Robert is exactly right that any tax will be heavily lobbied.  The danger that worries us most is an onerous carbon tax.  We need to expect something from our Congress Critters on both sides of the aisle.  We agree with Robert that this is a big ask but they really need to earn their pay.

We don’t care about the free rider issue.  This is about US policy that would move in the right direction on climate change.  As Robert points out it is hard to get the world to agree.  We care about US policy.  At first glance tariffs on imported carbon make sense but we are open other views.  We are highly unimpressed with the argument that the arithmetic is too hard.  We think that the US government can find somebody to do the arithmetic if imported carbon is to be taxed. If we can figure out state taxes for people like Tom Brady, who played in nine different states (ten if preseason matters for taxes) this year, we can do carbon.  But Robert has broached the real question: can we get it passed?  We are pessimistic but we also remember that the Patriots were trounced in their only two Super Bowls in the last century but have won six this century.  We are not expecting Congress to become the Patriots of the current century but we can hope for improvement.

 

A Perfect Ten

So it was the turn of the century, the last one, and we were reflecting that the Red Sox and the Patriots were zero for at least 120.  You can decide if the century turned on 12/31/99 or the next year.  We love our teams but they had only brought us heartbreak for 50 years in one case and 40 in the other as the Pats played their first game on September 9, 1960.
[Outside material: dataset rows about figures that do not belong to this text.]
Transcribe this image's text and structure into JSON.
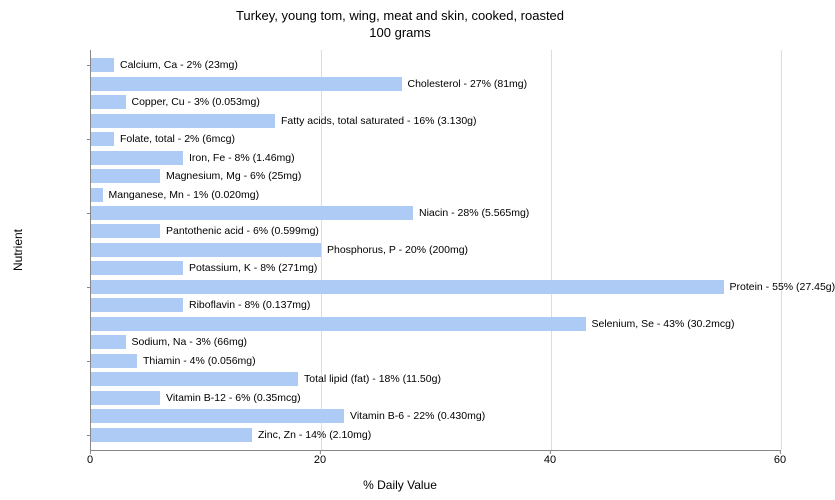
{
  "title_line1": "Turkey, young tom, wing, meat and skin, cooked, roasted",
  "title_line2": "100 grams",
  "y_axis_label": "Nutrient",
  "x_axis_label": "% Daily Value",
  "x_max": 60,
  "x_ticks": [
    0,
    20,
    40,
    60
  ],
  "bar_color": "#aecbf5",
  "grid_color": "#dddddd",
  "axis_color": "#888888",
  "text_color": "#333333",
  "background_color": "#ffffff",
  "label_fontsize": 10.5,
  "title_fontsize": 13,
  "axis_label_fontsize": 12,
  "nutrients": [
    {
      "label": "Calcium, Ca - 2% (23mg)",
      "value": 2
    },
    {
      "label": "Cholesterol - 27% (81mg)",
      "value": 27
    },
    {
      "label": "Copper, Cu - 3% (0.053mg)",
      "value": 3
    },
    {
      "label": "Fatty acids, total saturated - 16% (3.130g)",
      "value": 16
    },
    {
      "label": "Folate, total - 2% (6mcg)",
      "value": 2
    },
    {
      "label": "Iron, Fe - 8% (1.46mg)",
      "value": 8
    },
    {
      "label": "Magnesium, Mg - 6% (25mg)",
      "value": 6
    },
    {
      "label": "Manganese, Mn - 1% (0.020mg)",
      "value": 1
    },
    {
      "label": "Niacin - 28% (5.565mg)",
      "value": 28
    },
    {
      "label": "Pantothenic acid - 6% (0.599mg)",
      "value": 6
    },
    {
      "label": "Phosphorus, P - 20% (200mg)",
      "value": 20
    },
    {
      "label": "Potassium, K - 8% (271mg)",
      "value": 8
    },
    {
      "label": "Protein - 55% (27.45g)",
      "value": 55
    },
    {
      "label": "Riboflavin - 8% (0.137mg)",
      "value": 8
    },
    {
      "label": "Selenium, Se - 43% (30.2mcg)",
      "value": 43
    },
    {
      "label": "Sodium, Na - 3% (66mg)",
      "value": 3
    },
    {
      "label": "Thiamin - 4% (0.056mg)",
      "value": 4
    },
    {
      "label": "Total lipid (fat) - 18% (11.50g)",
      "value": 18
    },
    {
      "label": "Vitamin B-12 - 6% (0.35mcg)",
      "value": 6
    },
    {
      "label": "Vitamin B-6 - 22% (0.430mg)",
      "value": 22
    },
    {
      "label": "Zinc, Zn - 14% (2.10mg)",
      "value": 14
    }
  ]
}
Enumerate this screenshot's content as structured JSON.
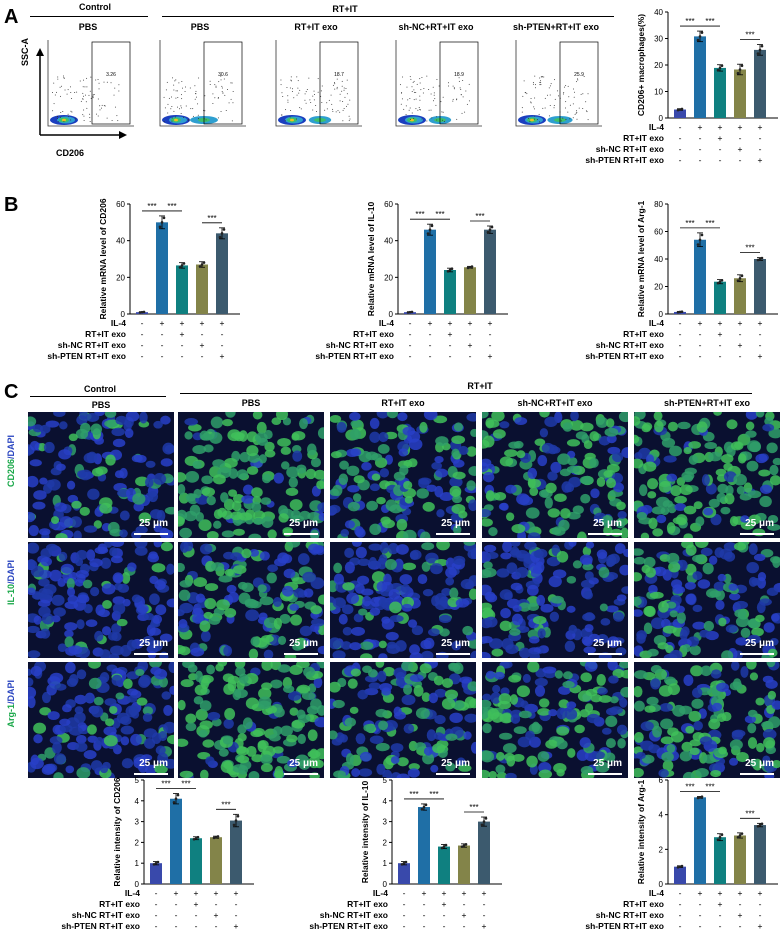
{
  "panels": {
    "a": "A",
    "b": "B",
    "c": "C"
  },
  "top": {
    "control": "Control",
    "rtit": "RT+IT",
    "flow_titles": [
      "PBS",
      "PBS",
      "RT+IT exo",
      "sh-NC+RT+IT exo",
      "sh-PTEN+RT+IT exo"
    ],
    "gate_values": [
      "3.26",
      "30.6",
      "18.7",
      "18.9",
      "25.9"
    ],
    "ssc": "SSC-A",
    "cd206": "CD206"
  },
  "micro": {
    "control": "Control",
    "rtit": "RT+IT",
    "cols": [
      "PBS",
      "PBS",
      "RT+IT exo",
      "sh-NC+RT+IT exo",
      "sh-PTEN+RT+IT exo"
    ],
    "rows": [
      {
        "green": "CD206",
        "blue": "/DAPI"
      },
      {
        "green": "IL-10",
        "blue": "/DAPI"
      },
      {
        "green": "Arg-1",
        "blue": "/DAPI"
      }
    ],
    "scale": "25 μm"
  },
  "colors": {
    "bar1": "#3949ab",
    "bar2": "#1f6fa6",
    "bar3": "#0f8080",
    "bar4": "#838449",
    "bar5": "#3c5a6e"
  },
  "row_labels": [
    "IL-4",
    "RT+IT exo",
    "sh-NC RT+IT exo",
    "sh-PTEN RT+IT exo"
  ],
  "signs": [
    [
      "-",
      "+",
      "+",
      "+",
      "+"
    ],
    [
      "-",
      "-",
      "+",
      "-",
      "-"
    ],
    [
      "-",
      "-",
      "-",
      "+",
      "-"
    ],
    [
      "-",
      "-",
      "-",
      "-",
      "+"
    ]
  ],
  "sig": "***",
  "chart_data": [
    {
      "type": "bar",
      "id": "a",
      "ylabel": "CD206+ macrophages(%)",
      "ylim": [
        0,
        40
      ],
      "yticks": [
        0,
        10,
        20,
        30,
        40
      ],
      "values": [
        3.2,
        30.8,
        18.9,
        18.3,
        25.7
      ],
      "errors": [
        0.3,
        2.0,
        1.2,
        2.0,
        2.0
      ]
    },
    {
      "type": "bar",
      "id": "b1",
      "ylabel": "Relative mRNA level of CD206",
      "ylim": [
        0,
        60
      ],
      "yticks": [
        0,
        20,
        40,
        60
      ],
      "values": [
        1,
        50,
        26.5,
        27,
        44
      ],
      "errors": [
        0.2,
        3.5,
        1.5,
        1.5,
        3
      ]
    },
    {
      "type": "bar",
      "id": "b2",
      "ylabel": "Relative mRNA level of IL-10",
      "ylim": [
        0,
        60
      ],
      "yticks": [
        0,
        20,
        40,
        60
      ],
      "values": [
        1,
        46,
        24,
        25.5,
        46
      ],
      "errors": [
        0.2,
        3,
        1,
        0.5,
        2
      ]
    },
    {
      "type": "bar",
      "id": "b3",
      "ylabel": "Relative mRNA level of Arg-1",
      "ylim": [
        0,
        80
      ],
      "yticks": [
        0,
        20,
        40,
        60,
        80
      ],
      "values": [
        1.5,
        54,
        23.5,
        26,
        40
      ],
      "errors": [
        0.3,
        5,
        1.5,
        2.5,
        1
      ]
    },
    {
      "type": "bar",
      "id": "c1",
      "ylabel": "Relative intensity of CD206",
      "ylim": [
        0,
        5
      ],
      "yticks": [
        0,
        1,
        2,
        3,
        4,
        5
      ],
      "values": [
        1,
        4.1,
        2.2,
        2.25,
        3.05
      ],
      "errors": [
        0.08,
        0.25,
        0.07,
        0.05,
        0.3
      ]
    },
    {
      "type": "bar",
      "id": "c2",
      "ylabel": "Relative intensity of IL-10",
      "ylim": [
        0,
        5
      ],
      "yticks": [
        0,
        1,
        2,
        3,
        4,
        5
      ],
      "values": [
        1,
        3.7,
        1.8,
        1.85,
        3.0
      ],
      "errors": [
        0.08,
        0.15,
        0.1,
        0.08,
        0.22
      ]
    },
    {
      "type": "bar",
      "id": "c3",
      "ylabel": "Relative intensity of Arg-1",
      "ylim": [
        0,
        6
      ],
      "yticks": [
        0,
        2,
        4,
        6
      ],
      "values": [
        1,
        5,
        2.7,
        2.8,
        3.4
      ],
      "errors": [
        0.05,
        0.05,
        0.2,
        0.15,
        0.1
      ]
    }
  ]
}
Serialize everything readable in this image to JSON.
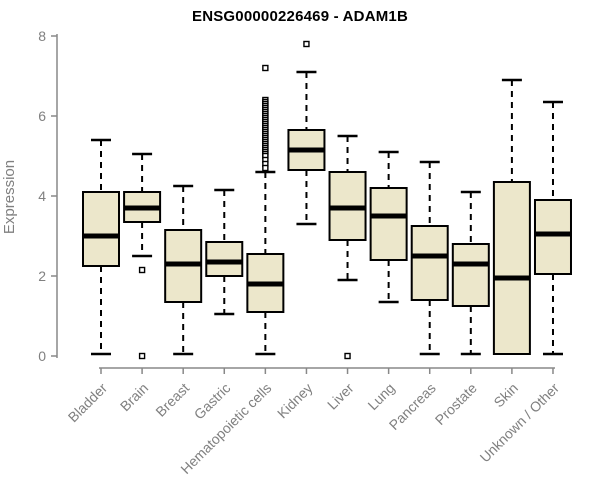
{
  "title": "ENSG00000226469 - ADAM1B",
  "chart_data": {
    "type": "boxplot",
    "title": "ENSG00000226469 - ADAM1B",
    "xlabel": "",
    "ylabel": "Expression",
    "ylim": [
      0,
      8
    ],
    "yticks": [
      0,
      2,
      4,
      6,
      8
    ],
    "grid": false,
    "legend": "none",
    "categories": [
      "Bladder",
      "Brain",
      "Breast",
      "Gastric",
      "Hematopoietic cells",
      "Kidney",
      "Liver",
      "Lung",
      "Pancreas",
      "Prostate",
      "Skin",
      "Unknown / Other"
    ],
    "boxes": [
      {
        "category": "Bladder",
        "low": 0.05,
        "q1": 2.25,
        "median": 3.0,
        "q3": 4.1,
        "high": 5.4,
        "outliers": []
      },
      {
        "category": "Brain",
        "low": 2.5,
        "q1": 3.35,
        "median": 3.7,
        "q3": 4.1,
        "high": 5.05,
        "outliers": [
          2.15,
          0.0
        ]
      },
      {
        "category": "Breast",
        "low": 0.05,
        "q1": 1.35,
        "median": 2.3,
        "q3": 3.15,
        "high": 4.25,
        "outliers": []
      },
      {
        "category": "Gastric",
        "low": 1.05,
        "q1": 2.0,
        "median": 2.35,
        "q3": 2.85,
        "high": 4.15,
        "outliers": []
      },
      {
        "category": "Hematopoietic cells",
        "low": 0.05,
        "q1": 1.1,
        "median": 1.8,
        "q3": 2.55,
        "high": 4.6,
        "outliers": [
          7.2,
          6.4,
          6.35,
          6.3,
          6.25,
          6.2,
          6.15,
          6.1,
          6.05,
          6.0,
          5.95,
          5.9,
          5.85,
          5.8,
          5.75,
          5.7,
          5.65,
          5.6,
          5.55,
          5.5,
          5.45,
          5.4,
          5.35,
          5.3,
          5.25,
          5.2,
          5.15,
          5.1,
          5.05,
          5.0,
          4.9,
          4.8,
          4.7
        ]
      },
      {
        "category": "Kidney",
        "low": 3.3,
        "q1": 4.65,
        "median": 5.15,
        "q3": 5.65,
        "high": 7.1,
        "outliers": [
          7.8
        ]
      },
      {
        "category": "Liver",
        "low": 1.9,
        "q1": 2.9,
        "median": 3.7,
        "q3": 4.6,
        "high": 5.5,
        "outliers": [
          0.0
        ]
      },
      {
        "category": "Lung",
        "low": 1.35,
        "q1": 2.4,
        "median": 3.5,
        "q3": 4.2,
        "high": 5.1,
        "outliers": []
      },
      {
        "category": "Pancreas",
        "low": 0.05,
        "q1": 1.4,
        "median": 2.5,
        "q3": 3.25,
        "high": 4.85,
        "outliers": []
      },
      {
        "category": "Prostate",
        "low": 0.05,
        "q1": 1.25,
        "median": 2.3,
        "q3": 2.8,
        "high": 4.1,
        "outliers": []
      },
      {
        "category": "Skin",
        "low": 0.05,
        "q1": 0.05,
        "median": 1.95,
        "q3": 4.35,
        "high": 6.9,
        "outliers": []
      },
      {
        "category": "Unknown / Other",
        "low": 0.05,
        "q1": 2.05,
        "median": 3.05,
        "q3": 3.9,
        "high": 6.35,
        "outliers": []
      }
    ],
    "colors": {
      "box_fill": "#ECE7CB",
      "box_border": "#000000",
      "median": "#000000",
      "whisker": "#000000",
      "axis_line": "#888888",
      "axis_text": "#808080",
      "title_text": "#000000",
      "background": "#ffffff"
    }
  }
}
So, in case you were off-planet. the Patriots just won their sixth Super Bowl this century.  Just over three months ago the Red Sox won their fourth World Series this century (2004, 2007, 2013, 2018).  It was especially nice to beat a big market, LA, in both cases.  After 1918, neither team won any championships in the 20th century.  As a longtime fan it is amazing to go from, at best, once a decade heartbreak to domination with ten championships in the 21st century.  The children, their cousins, grandchildren and the grandnieces and grandnephews have a very odd view of the world from our perspective.  We just enjoy it because we know it will end sometime.  We hope it isn’t soon.